Doch nachdem sie eine Stunde später die nächste Stadtmitte gefunden hatte, entpuppte sich ihr Plan als gar nicht so einfach. Weder ein Informationspunkt, noch ein Touristeninformationsbüro ließ sich irgendwo finden, geschweige denn irgendein Geschäft, indem es Stadtpläne gab. Nach drei Stunden gab sie die Suche auf und sie musste sich eingestehen, dass sie sich verlaufen hatte.

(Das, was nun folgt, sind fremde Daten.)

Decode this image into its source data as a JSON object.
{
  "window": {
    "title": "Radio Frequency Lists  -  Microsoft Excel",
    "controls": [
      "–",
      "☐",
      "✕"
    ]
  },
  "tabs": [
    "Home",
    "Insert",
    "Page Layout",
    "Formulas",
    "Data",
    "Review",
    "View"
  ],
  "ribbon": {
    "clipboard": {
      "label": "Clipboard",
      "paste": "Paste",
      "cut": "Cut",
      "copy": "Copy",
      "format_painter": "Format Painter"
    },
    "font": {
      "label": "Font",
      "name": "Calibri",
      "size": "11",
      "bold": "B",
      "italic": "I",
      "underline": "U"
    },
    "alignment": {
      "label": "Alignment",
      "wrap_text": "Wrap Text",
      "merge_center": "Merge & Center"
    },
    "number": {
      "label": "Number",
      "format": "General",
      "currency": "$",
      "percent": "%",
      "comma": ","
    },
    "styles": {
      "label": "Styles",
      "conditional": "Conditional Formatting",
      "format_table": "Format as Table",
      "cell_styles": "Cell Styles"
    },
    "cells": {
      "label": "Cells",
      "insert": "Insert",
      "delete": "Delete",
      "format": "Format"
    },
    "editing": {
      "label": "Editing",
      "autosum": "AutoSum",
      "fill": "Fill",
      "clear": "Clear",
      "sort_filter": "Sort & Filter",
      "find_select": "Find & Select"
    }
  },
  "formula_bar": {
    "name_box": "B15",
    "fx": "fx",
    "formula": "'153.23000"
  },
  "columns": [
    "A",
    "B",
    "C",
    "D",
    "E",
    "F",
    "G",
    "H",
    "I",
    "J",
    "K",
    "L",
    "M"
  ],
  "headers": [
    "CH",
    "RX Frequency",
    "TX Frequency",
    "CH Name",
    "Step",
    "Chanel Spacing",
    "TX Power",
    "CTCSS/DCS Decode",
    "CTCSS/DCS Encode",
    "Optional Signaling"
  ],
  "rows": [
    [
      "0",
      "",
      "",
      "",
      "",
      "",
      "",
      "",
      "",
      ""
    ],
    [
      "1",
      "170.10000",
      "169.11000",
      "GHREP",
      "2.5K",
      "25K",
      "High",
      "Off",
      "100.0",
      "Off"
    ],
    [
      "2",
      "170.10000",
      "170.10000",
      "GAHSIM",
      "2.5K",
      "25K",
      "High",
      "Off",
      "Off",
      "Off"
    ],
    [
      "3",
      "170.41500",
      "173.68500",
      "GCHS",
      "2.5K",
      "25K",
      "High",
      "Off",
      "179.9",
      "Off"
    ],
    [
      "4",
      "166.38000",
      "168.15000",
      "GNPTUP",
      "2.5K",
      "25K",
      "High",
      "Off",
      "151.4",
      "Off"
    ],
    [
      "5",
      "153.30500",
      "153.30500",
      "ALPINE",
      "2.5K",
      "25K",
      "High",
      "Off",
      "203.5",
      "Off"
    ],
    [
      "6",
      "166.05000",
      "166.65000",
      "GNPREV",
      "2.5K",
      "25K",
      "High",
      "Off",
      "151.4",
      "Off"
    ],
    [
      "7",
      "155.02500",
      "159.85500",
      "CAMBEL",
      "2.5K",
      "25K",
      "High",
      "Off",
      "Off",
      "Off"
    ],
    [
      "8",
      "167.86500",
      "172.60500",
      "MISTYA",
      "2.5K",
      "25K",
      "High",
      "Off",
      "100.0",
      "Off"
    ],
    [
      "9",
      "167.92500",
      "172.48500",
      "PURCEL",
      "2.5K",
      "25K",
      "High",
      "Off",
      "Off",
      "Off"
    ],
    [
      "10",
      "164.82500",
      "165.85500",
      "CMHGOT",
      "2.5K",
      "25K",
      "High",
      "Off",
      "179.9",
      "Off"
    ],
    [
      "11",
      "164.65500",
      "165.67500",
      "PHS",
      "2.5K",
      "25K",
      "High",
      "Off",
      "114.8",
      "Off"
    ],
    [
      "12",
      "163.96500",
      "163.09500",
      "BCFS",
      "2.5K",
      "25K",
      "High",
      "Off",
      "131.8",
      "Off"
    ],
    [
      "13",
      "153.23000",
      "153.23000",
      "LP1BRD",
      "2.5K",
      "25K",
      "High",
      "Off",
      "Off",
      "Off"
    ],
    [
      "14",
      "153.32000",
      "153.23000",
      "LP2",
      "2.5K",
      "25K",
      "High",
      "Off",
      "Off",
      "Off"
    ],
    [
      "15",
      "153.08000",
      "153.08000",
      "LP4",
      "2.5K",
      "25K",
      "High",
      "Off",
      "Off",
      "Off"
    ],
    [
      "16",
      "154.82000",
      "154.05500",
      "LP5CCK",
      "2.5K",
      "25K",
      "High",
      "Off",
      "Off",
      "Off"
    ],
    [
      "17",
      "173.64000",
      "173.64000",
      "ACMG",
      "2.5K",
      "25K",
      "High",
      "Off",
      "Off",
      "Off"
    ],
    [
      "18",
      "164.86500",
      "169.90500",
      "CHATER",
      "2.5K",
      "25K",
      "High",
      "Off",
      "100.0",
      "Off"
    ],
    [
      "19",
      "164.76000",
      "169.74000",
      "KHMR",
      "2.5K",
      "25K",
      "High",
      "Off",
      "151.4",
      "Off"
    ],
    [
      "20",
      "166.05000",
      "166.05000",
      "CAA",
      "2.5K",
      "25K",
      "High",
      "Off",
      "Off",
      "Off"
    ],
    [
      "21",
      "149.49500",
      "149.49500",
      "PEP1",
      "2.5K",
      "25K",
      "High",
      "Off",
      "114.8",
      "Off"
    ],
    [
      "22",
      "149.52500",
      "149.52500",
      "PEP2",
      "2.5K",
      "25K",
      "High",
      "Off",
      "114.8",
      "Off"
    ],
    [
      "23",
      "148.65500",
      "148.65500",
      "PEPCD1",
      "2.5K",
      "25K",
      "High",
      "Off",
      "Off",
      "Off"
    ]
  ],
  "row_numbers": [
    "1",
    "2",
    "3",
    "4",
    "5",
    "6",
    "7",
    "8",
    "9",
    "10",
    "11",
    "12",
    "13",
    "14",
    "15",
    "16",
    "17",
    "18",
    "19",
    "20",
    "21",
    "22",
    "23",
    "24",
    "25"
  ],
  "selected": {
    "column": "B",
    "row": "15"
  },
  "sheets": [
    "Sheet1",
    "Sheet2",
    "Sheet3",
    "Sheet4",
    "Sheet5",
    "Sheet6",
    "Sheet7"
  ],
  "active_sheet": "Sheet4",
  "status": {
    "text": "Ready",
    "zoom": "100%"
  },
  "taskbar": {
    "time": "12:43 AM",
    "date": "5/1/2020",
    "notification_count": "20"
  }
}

Plötzlich knackte es und wenige Sekunden später fand sie sich mit einem gewaltigen Schmerz im Fuß auf dem Boden wieder. Ihr entfuhr ein lauter Schmerzlaut und sie blieb ein paar Minuten einfach mitten auf dem Weg sitzen, den sie entlang gelaufen war und hielt ihren Fuß mit beiden Händen fest umklammert. Als sie sich halbwegs beruhigt hatte und wieder normal atmen konnte, versuchte sie, ohne den Fuß genauer anzusehen, vorsichtig aufzustehen. Ihre Hände und Ellbogen waren aufgeschürft und bluteten, aber das war zu ertragen. Allerdings sie konnte beim besten Willen nicht auftreten. Ihr Fuß tat unglaublich weh und schien anzuschwellen. In der Nähe war ein kleiner Park, den sie auf dem Weg gesehen hatte und in dem sie sich ausruhen und vor den wenigen Leute fliehen wollte, die mit seltsamen Blicken an ihr vorüber gingen. Lilly humpelte, beziehungsweise hüpfte mehr durch den halben Park, bevor sie sich auf eine Bank an einem kleinen Teich setzte, die von dichten Büschen umgeben war. Jede Bewegung löste ein schmerzhaftes Pochen in ihrem Fuß aus. Sie versuchte es zu ignorieren und stützte den Kopf in die Hände, während sie den See anstarrte. Die Verzweiflung überkam sie wie eine große Welle, die man nicht erwartete. Erst jetzt wurde ihr bewusst, in welche Situation sie sich gebracht hatte: Mutterseelend alleine, in einer fremden Stadt, ohne Geld und ohne Lebensmittel und sie hatte immer noch keine Ahnung, wie sie zu ihrem Bruder kam, da sie sich in der blöden Stadt verlaufen hatte und nun letztendlich gar nicht mehr laufen konnte. Der blöde Fuß lies sie fast auflachen vor Ironie.

Heiße Tränen fingen an, ihr übers Gesicht zu laufen. Sie zog die Knie so gut es ging an die Brust und ließ sie gewähren.